Suicide – Threat of Liability for Mental Health Professionals
Suicide is the third most common cause of death for young adults – and the ninth highest for the general adult population. This means that a large percentage of mental health professionals will have a patient that commits suicide. It may be as high as 80 percent of psychiatrists, psychologists, social workers, and other therapists, that eventually have a patient who commits suicide.
You might think that professionals are insulated against emotions that come with the death of a friend or acquaintance – but they aren’t. Many health professionals report that even when death is expected (natural causes), they spend a great deal of time going over their treatment of the patient. They try to find out if they could have done anything different, (given another treatment) in order to help.
But, what may be surprising is the number of liability lawsuits filed against mental health professionals, when a patient commits suicide. In fact, it is the number-one cause of responsibility lawsuits brought against mental health providers.
The threat of lawsuits, and also the stigma against people working it in the mental-health profession, has led to many psychiatrists refusals to treat the chronically suicidal. The profession sees it as a failure of the doctor. Mental health professionals are also less likely to see additional suicidal patients after they have had a patient succeed at suicide.
When a therapist or physician is unable, or unwilling, to treat a suicidal patient – it leaves the patient in the lurch. It produces feelings of failure and hopelessness, without a doubt, compounding the fact that they are suicidal. It may also be difficult for an extremely suicidal patient to find a new therapist or doctor. Many patients report that the mental health professionals suddenly “don’t have time”.

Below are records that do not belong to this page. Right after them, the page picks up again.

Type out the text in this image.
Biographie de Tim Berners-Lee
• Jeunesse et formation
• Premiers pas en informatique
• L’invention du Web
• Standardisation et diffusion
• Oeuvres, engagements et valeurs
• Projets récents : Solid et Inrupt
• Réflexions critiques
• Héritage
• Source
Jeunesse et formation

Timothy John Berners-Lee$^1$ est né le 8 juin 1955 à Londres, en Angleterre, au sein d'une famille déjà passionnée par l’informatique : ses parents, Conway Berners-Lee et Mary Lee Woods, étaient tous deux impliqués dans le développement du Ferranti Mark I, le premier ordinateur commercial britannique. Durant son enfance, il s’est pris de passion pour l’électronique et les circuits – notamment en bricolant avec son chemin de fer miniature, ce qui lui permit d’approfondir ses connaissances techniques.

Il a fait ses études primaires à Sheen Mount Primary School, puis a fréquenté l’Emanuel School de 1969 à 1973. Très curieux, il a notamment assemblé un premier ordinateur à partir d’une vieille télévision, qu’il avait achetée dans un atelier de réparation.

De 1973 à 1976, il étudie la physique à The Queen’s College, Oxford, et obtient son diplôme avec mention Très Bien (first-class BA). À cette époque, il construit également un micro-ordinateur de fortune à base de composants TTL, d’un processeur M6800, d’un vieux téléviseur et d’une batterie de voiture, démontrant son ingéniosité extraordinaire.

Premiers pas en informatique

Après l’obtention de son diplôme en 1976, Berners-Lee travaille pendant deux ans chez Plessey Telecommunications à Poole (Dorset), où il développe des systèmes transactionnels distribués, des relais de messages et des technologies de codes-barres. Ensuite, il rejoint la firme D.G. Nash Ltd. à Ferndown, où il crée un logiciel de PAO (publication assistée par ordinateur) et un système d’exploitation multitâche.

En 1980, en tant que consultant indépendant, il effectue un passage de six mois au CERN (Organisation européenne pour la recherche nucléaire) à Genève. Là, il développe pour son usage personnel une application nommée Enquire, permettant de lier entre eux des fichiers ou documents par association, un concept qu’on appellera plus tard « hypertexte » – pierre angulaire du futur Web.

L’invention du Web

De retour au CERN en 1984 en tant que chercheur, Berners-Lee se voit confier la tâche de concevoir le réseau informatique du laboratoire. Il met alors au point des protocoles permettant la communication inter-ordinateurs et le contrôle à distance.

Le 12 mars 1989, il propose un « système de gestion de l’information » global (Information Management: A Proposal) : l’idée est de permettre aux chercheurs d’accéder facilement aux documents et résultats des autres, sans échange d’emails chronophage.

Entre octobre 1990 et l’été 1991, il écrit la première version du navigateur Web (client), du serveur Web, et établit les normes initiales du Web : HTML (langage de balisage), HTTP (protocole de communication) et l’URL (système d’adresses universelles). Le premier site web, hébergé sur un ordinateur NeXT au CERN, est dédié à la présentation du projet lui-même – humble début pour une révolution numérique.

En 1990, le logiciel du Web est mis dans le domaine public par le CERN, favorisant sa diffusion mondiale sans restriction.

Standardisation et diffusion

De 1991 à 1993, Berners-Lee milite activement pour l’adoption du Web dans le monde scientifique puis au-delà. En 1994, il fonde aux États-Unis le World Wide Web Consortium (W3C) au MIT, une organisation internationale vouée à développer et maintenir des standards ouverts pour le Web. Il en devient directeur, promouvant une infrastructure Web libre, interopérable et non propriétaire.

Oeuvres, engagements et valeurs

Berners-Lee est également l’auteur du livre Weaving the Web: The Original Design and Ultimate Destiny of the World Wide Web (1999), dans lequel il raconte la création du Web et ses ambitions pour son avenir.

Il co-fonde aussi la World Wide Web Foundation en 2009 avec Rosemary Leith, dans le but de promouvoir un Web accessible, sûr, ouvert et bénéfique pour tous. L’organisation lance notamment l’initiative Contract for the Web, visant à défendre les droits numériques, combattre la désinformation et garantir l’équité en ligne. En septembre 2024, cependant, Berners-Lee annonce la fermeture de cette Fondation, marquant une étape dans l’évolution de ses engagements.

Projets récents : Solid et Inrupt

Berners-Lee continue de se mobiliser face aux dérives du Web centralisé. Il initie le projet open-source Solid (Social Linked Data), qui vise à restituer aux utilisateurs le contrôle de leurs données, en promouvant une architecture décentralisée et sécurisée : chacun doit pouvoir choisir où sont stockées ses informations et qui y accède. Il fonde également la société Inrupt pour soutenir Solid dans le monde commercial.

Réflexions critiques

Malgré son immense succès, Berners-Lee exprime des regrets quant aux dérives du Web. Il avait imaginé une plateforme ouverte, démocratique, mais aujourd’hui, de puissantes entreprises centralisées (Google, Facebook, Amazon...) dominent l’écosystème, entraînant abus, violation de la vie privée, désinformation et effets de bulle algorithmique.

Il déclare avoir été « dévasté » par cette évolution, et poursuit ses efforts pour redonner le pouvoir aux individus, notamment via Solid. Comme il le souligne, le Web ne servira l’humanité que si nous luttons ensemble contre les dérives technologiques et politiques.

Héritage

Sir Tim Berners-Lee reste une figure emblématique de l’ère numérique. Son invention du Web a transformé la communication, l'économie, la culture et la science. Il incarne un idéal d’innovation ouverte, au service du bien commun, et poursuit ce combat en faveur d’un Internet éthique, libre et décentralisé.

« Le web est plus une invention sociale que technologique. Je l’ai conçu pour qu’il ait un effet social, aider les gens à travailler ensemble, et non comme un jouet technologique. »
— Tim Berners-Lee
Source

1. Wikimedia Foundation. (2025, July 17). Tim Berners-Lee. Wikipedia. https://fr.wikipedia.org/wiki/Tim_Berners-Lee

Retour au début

We don’t think much about the way suicide will affect those around us – and certainly the professionals are way down the list of people whose feelings are important.
Mental health professionals also report that there is a lack of training on how to deal with suicidal patients, and processing the death of a patient. More than half of professionals surveyed also stated that they really don’t believe they can prevent a patient from committing suicide.
Oddly, the complaint process against physicians has been shown to increase the risk of the physician becoming depressed. One of the consequences of this will be a worsening of the situation for mentally ill people. (Chronically suicidal patients)
This is a complicated process with no easy answers, but you should know that it is likely that all psychiatrists, therapists, social workers and other counselors probably need to be in counseling themselves. When you find a new doctor or therapist – you might want to ask.
Even if you aren’t suicidal, you need to know that your counselor is as mentally healthy as possible, certainly healthier than you.